Formasi Andesit Tua secara stratrigrafis berada di bawah Formasi Sentolo. Harsono Pringgoprawiro (1968, hal.8) dan Darwin Kadar (1975, hal.2) menyimpulkan bahwa umur Formasi Sentolo berdasarkan penelitian terhadap Foraminifera plantonik adalah berkisar antara Awal Meiosen sampai Pliosen. Formasi Nanggulan, yang terletak di bawah Formasi Andesit Tua mempunyai kisaran umur Eosen Tengah hingga Oligosen Atas (hartono, 1969, vide Wartono Rahardjo, dkk, 1977).

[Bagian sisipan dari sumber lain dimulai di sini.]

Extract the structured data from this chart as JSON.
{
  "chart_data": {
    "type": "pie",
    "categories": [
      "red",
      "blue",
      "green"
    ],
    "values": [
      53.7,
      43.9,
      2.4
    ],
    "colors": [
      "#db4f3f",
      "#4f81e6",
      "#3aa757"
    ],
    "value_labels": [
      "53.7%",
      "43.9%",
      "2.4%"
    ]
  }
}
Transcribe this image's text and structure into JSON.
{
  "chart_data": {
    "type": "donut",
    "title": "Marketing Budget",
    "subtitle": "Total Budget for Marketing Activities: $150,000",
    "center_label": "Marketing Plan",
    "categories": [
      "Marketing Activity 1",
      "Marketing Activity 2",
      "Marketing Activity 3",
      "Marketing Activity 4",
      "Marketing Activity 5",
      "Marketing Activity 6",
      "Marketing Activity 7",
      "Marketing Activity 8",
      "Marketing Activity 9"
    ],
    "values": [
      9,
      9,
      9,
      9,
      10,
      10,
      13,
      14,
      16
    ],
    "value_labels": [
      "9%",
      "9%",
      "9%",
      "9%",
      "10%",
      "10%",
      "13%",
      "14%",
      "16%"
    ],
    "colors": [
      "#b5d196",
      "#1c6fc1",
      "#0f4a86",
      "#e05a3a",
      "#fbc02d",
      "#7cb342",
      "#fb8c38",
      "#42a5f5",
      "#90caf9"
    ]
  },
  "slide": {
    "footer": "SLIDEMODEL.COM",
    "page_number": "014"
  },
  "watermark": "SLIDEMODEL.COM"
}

Jika kisaran umur itu dipakai, maka Formasi Andesit Tua diperkirakan berumur Oligosen Atas sampai Meiosen Bawah. Menurut Purbaningsih (1974, vide wartono Rahardjo, dkk, 1977) umur Formasi Tua ini adalah Oligosen.
3. Formasi Jonggrangan
Litologi dari Formasi Jonggrangan ini tersingkap baik di sekitar desa Jonggrangan, suatu desa yang ketinggiannya di atas 700 meter dari muka air laut dan disebut sebagai Plato Jonggrangan.
Bagian bawah dari formasi ini terdiri dari Konglomerat yang ditumpangi oleh Napal tufan dan Batupasir gampingan dengan sisipan Lignit. Batuan ini semakin ke atas berubah menjadi Batugamping koral (Wartono rahardjo, dkk, 1977)
Formasi Jonggrangan ini terletak secara tidak selaras di atas Formasi Andesit Tua. Ketebalan dari Formasi Jonggrangan ini mencapai sekitar 250 meter (van Bemmelen, 1949, hal.598). koolhoven (vide van Bemmelen, 1949, hal.598) menyebutkan bahwa formasi Jonggrangan dan Formasi SEntolo keduanya merupakan Formasi Kulon Progo (“Westopo Beds”) ini diduga berumur Miosen Tengah.
4. Formasi Sentolo
Litologi penyusun Formasi Sentolo ini di bagian bawah, terdiri dari Aglomerat dan Napal, semakin ke atas berubah menjadi Batugamping berlapis dengan fasies neritik. Batugamping koral dijumpai secara lokal, menunjukkan umur yang sama dengan formasi Jonggrangan, tetapi di beberapa tempat umur Formasi Sentolo adalah lebih muda (Harsono Pringgoprawiro, 1968, hal.9).
Berdasarkan penelitian fosil Foraminifera yang dilakukan Darwin kadar (1975) dijumpai beberapa spesies yang khas, seperti : Globigerina insueta CUSHMAN & STAINFORTH, dijumpai pada bagian bawah dari Formasi Sentolo. Fosil-fosil tersebut menurut Darwin Kadar (1975, vide Wartono Rahardjo, dkk, 1977) mewakili zona N8 (Blow, 1969) atau berumur Miosen bawah. Menurut Harsono Pringgoprawiro (1968) umur Formasi Sentolo ini berdasarkan penelitian terhadap fosil Foraminifera Plantonik, adalh berkisar antara Miosen Awal sampai Pliosen (zona N7 hingga N21). Formasi Sentolo ini mempunyai ketebalan sekitar 950 meter ( wartono rahardjo, dkk, 1977).
Dari uraian di atas terlihat stratigrafi daerah Pegunungan Kulon Progo, baik itu perbedaan hubungan stratigrafis antara formasi, maupun perbedaan umur dari masing-masing formasi. Ini disebabkan oleh adanya perbedaan data fosil yang digunakan untuk penentuan umur, karena sebagian ahli mempergunakan fosil Moluska dan Foraminifera besar sebagai dasar penelitian, sedangkan ahli lain mempergunakan Foraminifera kecil plantonik sebagai penelitian. Tidak lengkapnya data merupakan penyebab utama adanya perbedaan tersebut. Untuk lebih jelasnya perbedaan tentang susunan stratigrafi di daerah pegunungan Kulon Progo tersebut.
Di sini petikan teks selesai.